Documenting Your Semantic Model
Good documentation makes a semantic model usable. When columns and measures have clear descriptions, report builders can work confidently without guessing what fields mean. But writing descriptions by hand for every object in a large model is tedious.
This walkthrough shows how to combine the Data Dictionary and AI Model Documentation features to document your model quickly, then hand it off to business stakeholders for review.
Who This Is For
- Data engineers and model developers who want to document their models without spending hours writing descriptions manually.
- Business analysts who need to review and refine model documentation to make sure it reflects business terminology and context.
The Workflow
Step 1: Generate Descriptions with AI
Start by letting AI generate a first pass at your documentation.
- Open your model in Semantic Modeler.
- Go to the AI Model Documentation feature (requires an AI provider configured in Settings, or the AI Add-on license).
- Run the documentation generator.
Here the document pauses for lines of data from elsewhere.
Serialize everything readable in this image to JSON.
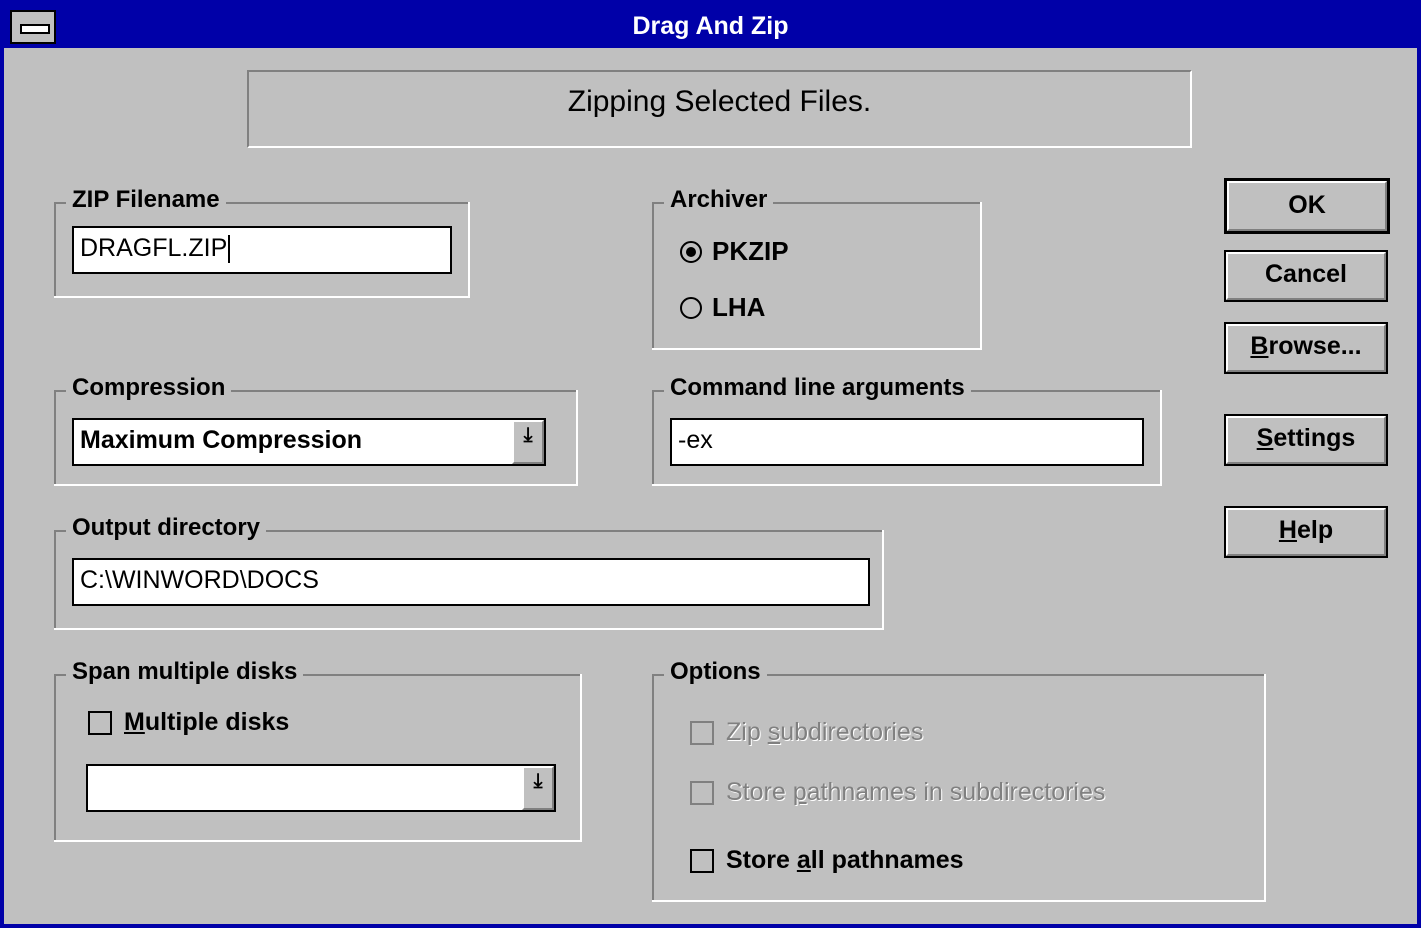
{
  "window": {
    "title": "Drag And Zip"
  },
  "status": {
    "message": "Zipping Selected Files."
  },
  "zip_filename": {
    "label": "ZIP Filename",
    "value": "DRAGFL.ZIP"
  },
  "archiver": {
    "label": "Archiver",
    "options": [
      {
        "label": "PKZIP",
        "selected": true
      },
      {
        "label": "LHA",
        "selected": false
      }
    ]
  },
  "compression": {
    "label": "Compression",
    "value": "Maximum Compression"
  },
  "command_line": {
    "label": "Command line arguments",
    "value": "-ex"
  },
  "output_directory": {
    "label": "Output directory",
    "value": "C:\\WINWORD\\DOCS"
  },
  "span": {
    "label": "Span multiple disks",
    "checkbox_prefix": "",
    "checkbox_mnemonic": "M",
    "checkbox_rest": "ultiple disks",
    "checked": false,
    "drive_value": ""
  },
  "options": {
    "label": "Options",
    "zip_subdirs": {
      "pre": "Zip ",
      "mn": "s",
      "post": "ubdirectories",
      "enabled": false
    },
    "store_pathnames_subdirs": {
      "pre": "Store ",
      "mn": "p",
      "post": "athnames in subdirectories",
      "enabled": false
    },
    "store_all_pathnames": {
      "pre": "Store ",
      "mn": "a",
      "post": "ll pathnames",
      "enabled": true
    }
  },
  "buttons": {
    "ok": "OK",
    "cancel": "Cancel",
    "browse": {
      "mn": "B",
      "rest": "rowse..."
    },
    "settings": {
      "mn": "S",
      "rest": "ettings"
    },
    "help": {
      "mn": "H",
      "rest": "elp"
    }
  },
  "icons": {
    "system_menu": "system-menu-icon",
    "combo_arrow": "down-arrow-icon"
  }
}
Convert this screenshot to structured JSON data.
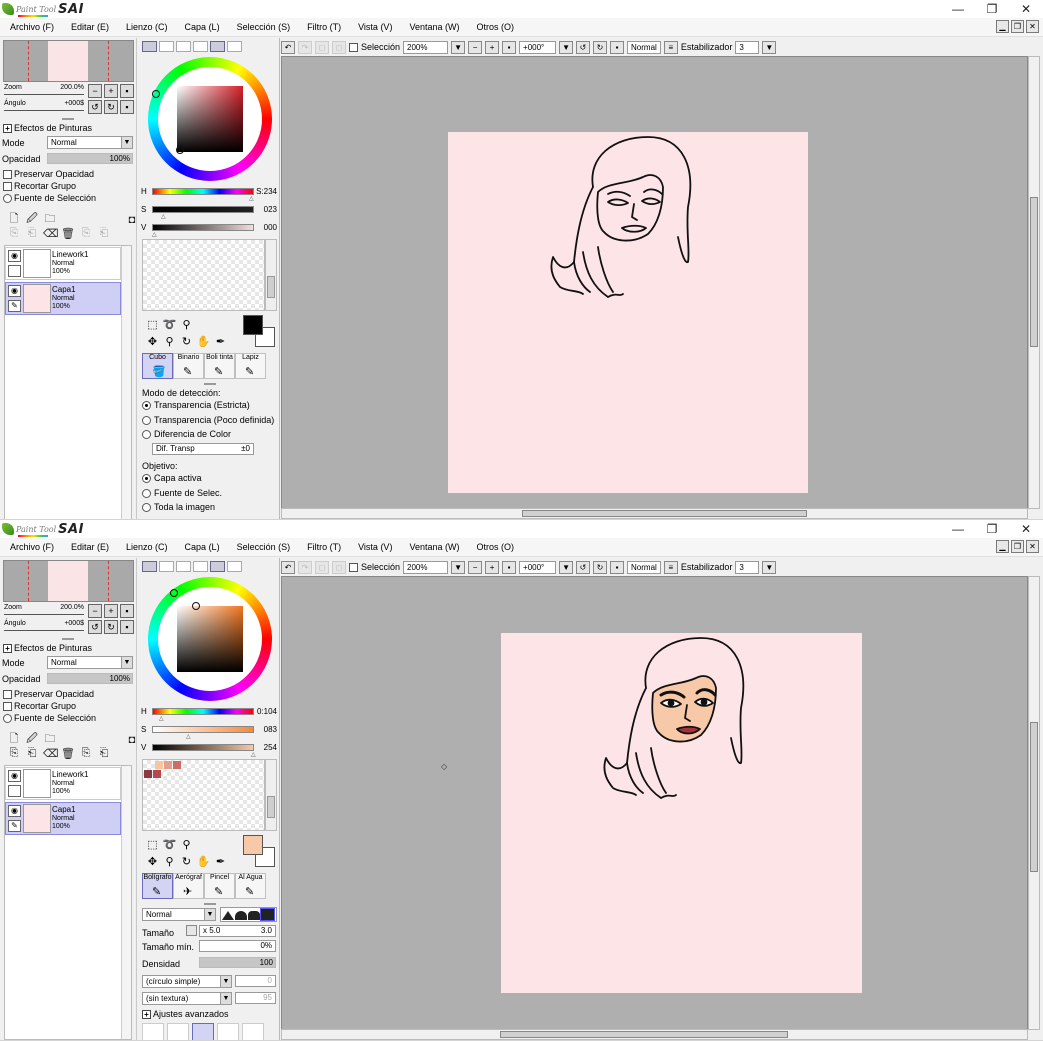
{
  "app": {
    "logo_small": "Paint Tool",
    "logo_big": "SAI"
  },
  "window_buttons": [
    "—",
    "❐",
    "✕"
  ],
  "menu": [
    "Archivo (F)",
    "Editar (E)",
    "Lienzo (C)",
    "Capa (L)",
    "Selección (S)",
    "Filtro (T)",
    "Vista (V)",
    "Ventana (W)",
    "Otros (O)"
  ],
  "navigator": {
    "zoom_label": "Zoom",
    "zoom_value": "200.0%",
    "angle_label": "Ángulo",
    "angle_value": "+000$"
  },
  "layer_props": {
    "effects_label": "Efectos de Pinturas",
    "mode_label": "Mode",
    "mode_value": "Normal",
    "opacity_label": "Opacidad",
    "opacity_value": "100%",
    "preserve_label": "Preservar Opacidad",
    "clip_label": "Recortar Grupo",
    "selection_source_label": "Fuente de Selección"
  },
  "layers": [
    {
      "name": "Linework1",
      "mode": "Normal",
      "opacity": "100%"
    },
    {
      "name": "Capa1",
      "mode": "Normal",
      "opacity": "100%"
    }
  ],
  "canvas_toolbar": {
    "selection_label": "Selección",
    "zoom": "200%",
    "angle": "+000°",
    "blend": "Normal",
    "stabilizer_label": "Estabilizador",
    "stabilizer_value": "3"
  },
  "window1": {
    "hsv": {
      "h_label": "H",
      "h_value": "S:234",
      "s_label": "S",
      "s_value": "023",
      "v_label": "V",
      "v_value": "000"
    },
    "primary_color": "#000000",
    "wheel_square_color": "#d4202a",
    "tool_tabs": [
      "Cubo",
      "Binario",
      "Boli tinta",
      "Lapiz"
    ],
    "options": {
      "detection_label": "Modo de detección:",
      "detection_options": [
        "Transparencia (Estricta)",
        "Transparencia (Poco definida)",
        "Diferencia de Color"
      ],
      "dif_label": "Dif. Transp",
      "dif_value": "±0",
      "target_label": "Objetivo:",
      "target_options": [
        "Capa activa",
        "Fuente de Selec.",
        "Toda la imagen"
      ]
    }
  },
  "window2": {
    "hsv": {
      "h_label": "H",
      "h_value": "0:104",
      "s_label": "S",
      "s_value": "083",
      "v_label": "V",
      "v_value": "254"
    },
    "primary_color": "#f7c9a8",
    "wheel_square_color": "#f0761e",
    "tool_tabs": [
      "Bolígrafo",
      "Aerógraf",
      "Pincel",
      "Al Agua"
    ],
    "swatch_colors": [
      "#f6c6a3",
      "#e3a08c",
      "#c96d69",
      "#8c3a3f",
      "#b24a52"
    ],
    "brush": {
      "mode_value": "Normal",
      "size_label": "Tamaño",
      "size_mult": "x 5.0",
      "size_value": "3.0",
      "min_size_label": "Tamaño mín.",
      "min_size_value": "0%",
      "density_label": "Densidad",
      "density_value": "100",
      "shape_value": "(círculo simple)",
      "shape_num": "0",
      "texture_value": "(sin textura)",
      "texture_num": "95",
      "advanced_label": "Ajustes avanzados"
    }
  },
  "colors": {
    "canvas_pink": "#fce4e7",
    "skin": "#f7c9a8",
    "lips": "#a8323c",
    "workspace": "#afafaf",
    "selected_layer": "#cfcff5"
  }
}
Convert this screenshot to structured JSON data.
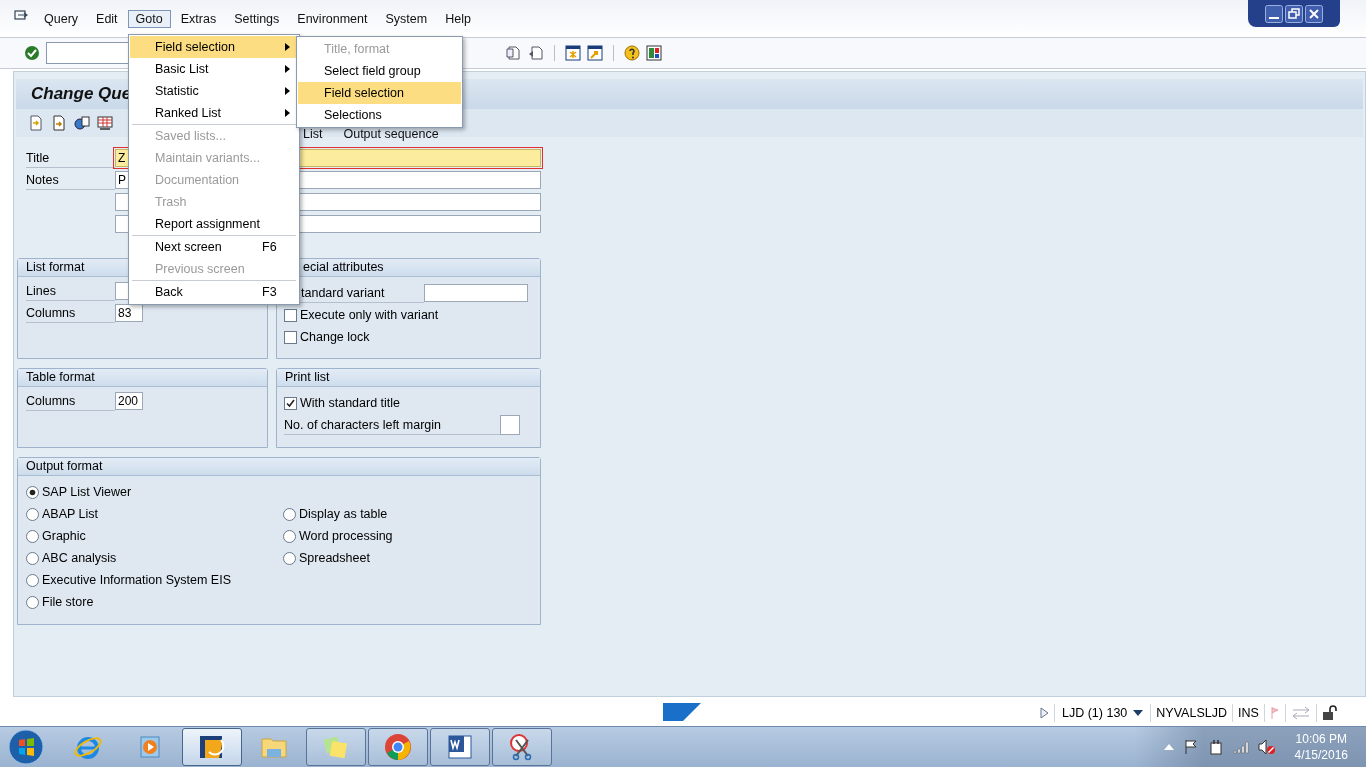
{
  "menu_bar": [
    {
      "label": "Query",
      "selected": false
    },
    {
      "label": "Edit",
      "selected": false
    },
    {
      "label": "Goto",
      "selected": true
    },
    {
      "label": "Extras",
      "selected": false
    },
    {
      "label": "Settings",
      "selected": false
    },
    {
      "label": "Environment",
      "selected": false
    },
    {
      "label": "System",
      "selected": false
    },
    {
      "label": "Help",
      "selected": false
    }
  ],
  "goto_menu": [
    {
      "kind": "submenu",
      "label": "Field selection",
      "disabled": false,
      "selected": true
    },
    {
      "kind": "submenu",
      "label": "Basic List",
      "disabled": false,
      "selected": false
    },
    {
      "kind": "submenu",
      "label": "Statistic",
      "disabled": false,
      "selected": false
    },
    {
      "kind": "submenu",
      "label": "Ranked List",
      "disabled": false,
      "selected": false
    },
    {
      "kind": "separator"
    },
    {
      "kind": "item",
      "label": "Saved lists...",
      "disabled": true,
      "selected": false
    },
    {
      "kind": "item",
      "label": "Maintain variants...",
      "disabled": true,
      "selected": false
    },
    {
      "kind": "item",
      "label": "Documentation",
      "disabled": true,
      "selected": false
    },
    {
      "kind": "item",
      "label": "Trash",
      "disabled": true,
      "selected": false
    },
    {
      "kind": "item",
      "label": "Report assignment",
      "disabled": false,
      "selected": false
    },
    {
      "kind": "separator"
    },
    {
      "kind": "item",
      "label": "Next screen",
      "shortcut": "F6",
      "disabled": false,
      "selected": false
    },
    {
      "kind": "item",
      "label": "Previous screen",
      "disabled": true,
      "selected": false
    },
    {
      "kind": "separator"
    },
    {
      "kind": "item",
      "label": "Back",
      "shortcut": "F3",
      "disabled": false,
      "selected": false
    }
  ],
  "field_selection_submenu": [
    {
      "label": "Title, format",
      "disabled": true,
      "selected": false
    },
    {
      "label": "Select field group",
      "disabled": false,
      "selected": false
    },
    {
      "label": "Field selection",
      "disabled": false,
      "selected": true
    },
    {
      "label": "Selections",
      "disabled": false,
      "selected": false
    }
  ],
  "screen_title": "Change Que",
  "app_toolbar": [
    "List",
    "Output sequence"
  ],
  "header_fields": [
    {
      "label": "Title",
      "value": "Z",
      "focused": true
    },
    {
      "label": "Notes",
      "value": "P",
      "focused": false
    },
    {
      "focused": false
    },
    {
      "focused": false
    }
  ],
  "list_format": {
    "header": "List format",
    "fields": [
      {
        "label": "Lines"
      },
      {
        "label": "Columns",
        "value": "83"
      }
    ]
  },
  "special_attributes": {
    "header": "ecial attributes",
    "standard_variant_label": "tandard variant",
    "options": [
      {
        "label": "Execute only with variant",
        "checked": false
      },
      {
        "label": "Change lock",
        "checked": false
      }
    ]
  },
  "table_format": {
    "header": "Table format",
    "fields": [
      {
        "label": "Columns",
        "value": "200"
      }
    ]
  },
  "print_list": {
    "header": "Print list",
    "options": [
      {
        "label": "With standard title",
        "checked": true
      }
    ],
    "margin_label": "No. of characters left margin"
  },
  "output_format": {
    "header": "Output format",
    "left": [
      {
        "label": "SAP List Viewer",
        "selected": true
      },
      {
        "label": "ABAP List",
        "selected": false
      },
      {
        "label": "Graphic",
        "selected": false
      },
      {
        "label": "ABC analysis",
        "selected": false
      },
      {
        "label": "Executive Information System EIS",
        "selected": false
      },
      {
        "label": "File store",
        "selected": false
      }
    ],
    "right": [
      {
        "label": "Display as table",
        "selected": false
      },
      {
        "label": "Word processing",
        "selected": false
      },
      {
        "label": "Spreadsheet",
        "selected": false
      }
    ]
  },
  "status_bar": {
    "system": "LJD (1) 130",
    "user": "NYVALSLJD",
    "mode": "INS"
  },
  "taskbar": [
    {
      "kind": "ie",
      "running": false,
      "selected": false
    },
    {
      "kind": "media",
      "running": false,
      "selected": false
    },
    {
      "kind": "sap",
      "running": true,
      "selected": true
    },
    {
      "kind": "explorer",
      "running": false,
      "selected": false
    },
    {
      "kind": "notes",
      "running": true,
      "selected": false
    },
    {
      "kind": "chrome",
      "running": true,
      "selected": false
    },
    {
      "kind": "word",
      "running": true,
      "selected": false
    },
    {
      "kind": "snip",
      "running": true,
      "selected": false
    }
  ],
  "clock": {
    "time": "10:06 PM",
    "date": "4/15/2016"
  }
}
It analyzes your table names, column names, data types, and DAX expressions to produce descriptions for tables, columns, and measures.
The AI does a good job of explaining what things are based on naming conventions and DAX logic. It won't know your specific business context (like why a certain filter exists or what a particular KPI means to your organization), but it gives you a solid starting point.
Step 2: Export the Data Dictionary
Now that your model has AI-generated descriptions, export everything to a spreadsheet.
- Click Export Data Dictionary in the toolbar.
- Choose XLSX or ODS format.
- Save the file.
The exported workbook contains all your tables, columns, measures, and relationships with their current descriptions.
Step 3: Review and Refine
Share the spreadsheet with business analysts, subject matter experts, or other stakeholders. They can:
- Correct any AI-generated descriptions that miss the mark
- Add business context that the AI couldn't know (e.g., "This measure excludes returns processed after the 30-day window per company policy")
- Standardize terminology to match what the organization actually uses
- Flag columns or measures that need attention
This step is where the real value comes in. The AI saves hours of initial writing, and the human review ensures accuracy and business relevance.
Step 4: Import the Revised Spreadsheet
Once the review is complete, import the updated spreadsheet back into Semantic Modeler.
- Click Import Data Dictionary in the toolbar.
- Select the reviewed file.
- Semantic Modeler updates all descriptions in one step.
Only non-empty cells overwrite existing values, so reviewers don't need to worry about accidentally clearing fields they didn't touch.
Time Savings
For a model with hundreds of columns and dozens of measures, writing descriptions manually could take a full day or more. This workflow typically reduces that to:
- A few minutes for AI generation
- An hour or two for stakeholder review (which can happen asynchronously)
- Seconds for the import
The result is documentation that combines AI speed with human expertise.